My preparation (reading up on Vedanta!) for the retreat was in reality only limited to packing for my trip! Tara wanted me to carry clothes for all possible weathers! I suppose we both forgot that Rishikesh was just at the beginning of a climb to the Himalayas, so I packed two sweaters (Tara’s idea!), a jacket and raincoats: light (for light showers) and heavy (for a downpour) and also a few full sleeved T shirts! This was in addition to my regular clothes! I also added a pair of shoes along with sneakers and slippers. Quite a lot for an ashram! My instincts said it was too much but I chose to ignore the warning!
I realized how heavy my bag was, only at the New Delhi railway station when I decided to roll the suitcase on its wheels not spotting any porters. No problem till I reached the pedestrian bridge, it was then a steep climb and a long walk. This Excessive baggage and its burden I carried were entirely due to my ignorance about the weather and about life in an ashram. Few veshtis (dhoti) and shirts and the slipper would have been just right. The sneaker would only be needed in case we went trekking!
I had no clue that it would be so hot on a coach without A/C and that is how we travelled from ND to Hardwar. Our assumption that it would not be hot on evenings in a moving train was wrong as the train stopped often! As we struggled with the heat and the noise I hoped that this was not the beginning of a really testing retreat! I hoped that the cottages (or would it be thatched huts?) in the ashram would not be this hot. The old stories of Rishis doing katora tapas(Harsh penance!) had surely colored my imagination.

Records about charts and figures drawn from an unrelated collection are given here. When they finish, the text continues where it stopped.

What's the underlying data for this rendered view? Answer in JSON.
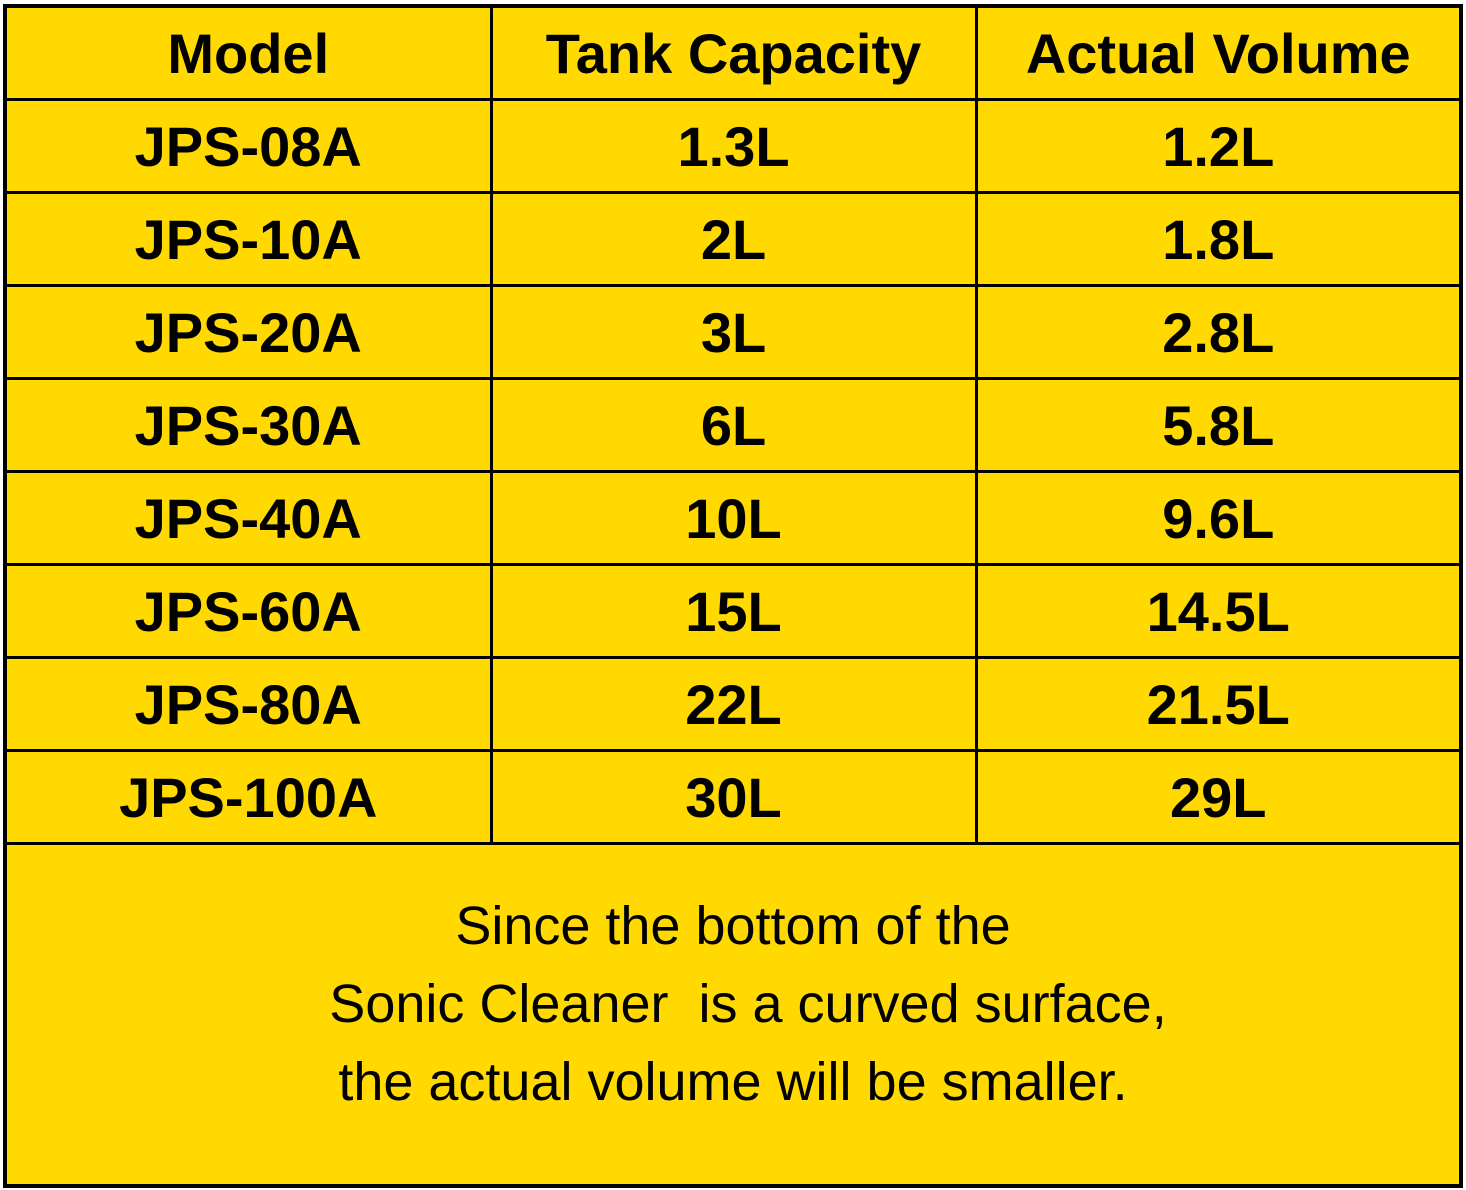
{
  "colors": {
    "background": "#FFD900",
    "border": "#000000"
  },
  "table": {
    "headers": [
      "Model",
      "Tank Capacity",
      "Actual Volume"
    ],
    "rows": [
      [
        "JPS-08A",
        "1.3L",
        "1.2L"
      ],
      [
        "JPS-10A",
        "2L",
        "1.8L"
      ],
      [
        "JPS-20A",
        "3L",
        "2.8L"
      ],
      [
        "JPS-30A",
        "6L",
        "5.8L"
      ],
      [
        "JPS-40A",
        "10L",
        "9.6L"
      ],
      [
        "JPS-60A",
        "15L",
        "14.5L"
      ],
      [
        "JPS-80A",
        "22L",
        "21.5L"
      ],
      [
        "JPS-100A",
        "30L",
        "29L"
      ]
    ]
  },
  "note": {
    "lines": [
      "Since the bottom of the",
      "  Sonic Cleaner  is a curved surface,",
      "the actual volume will be smaller."
    ]
  }
}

As we got off from the train at Hardwar we saw the porters and engaged them promptly! Actually this station was better designed with ramps to wheel our bags easily. Anyway the porters had a good time. We got into the waiting taxis, a new Toyota Innova and were soon on our way through typical small town roads once we crossed the bridge at Hardwar.
We were pleasantly surprised as we entered the gates of the Ashram. The ashram was large, open, clean and fairly modern. My room was on the first floor and I could easily take my heavy suitcase up as there was an elevator! I was pleased to see that my room was functional, even had an overhead fan! I discovered later that the bathroom was clean and included a geyser for hot water and a shower!
While I was a little disappointed that we were not living in a thatched hut, it was also a relief to be staying in a nice room! Even though we reached the ashram well past the dinner time, the ashram officials, Swami Hamsananda and the manager Gunananda, had very kindly kept dinner for us. It also demonstrated to us the regard the ashramites have for Neema and Surya.
We took a walk to the riverfront after dinner and while it was dark, we could hear the river, reverently addressed here as Gangaji. The sound of the river as I stood there with my eyes closed was magical and the thought came to me that while the river was as old as history, the water that flowed down was always new, it was a clear example of the ‘here and now’, an expression often used by Neema and Surya in their teachings!
I hurried back to my room as we were to start early in the morning at 6.30 am for meditation to be guided by Surya! I did not want to be late on the first day of my retreat! In fact, Surya was planning to take a dip in the river early in the morning, ‘At 5 am sharp’ he said! I was not even remotely tempted!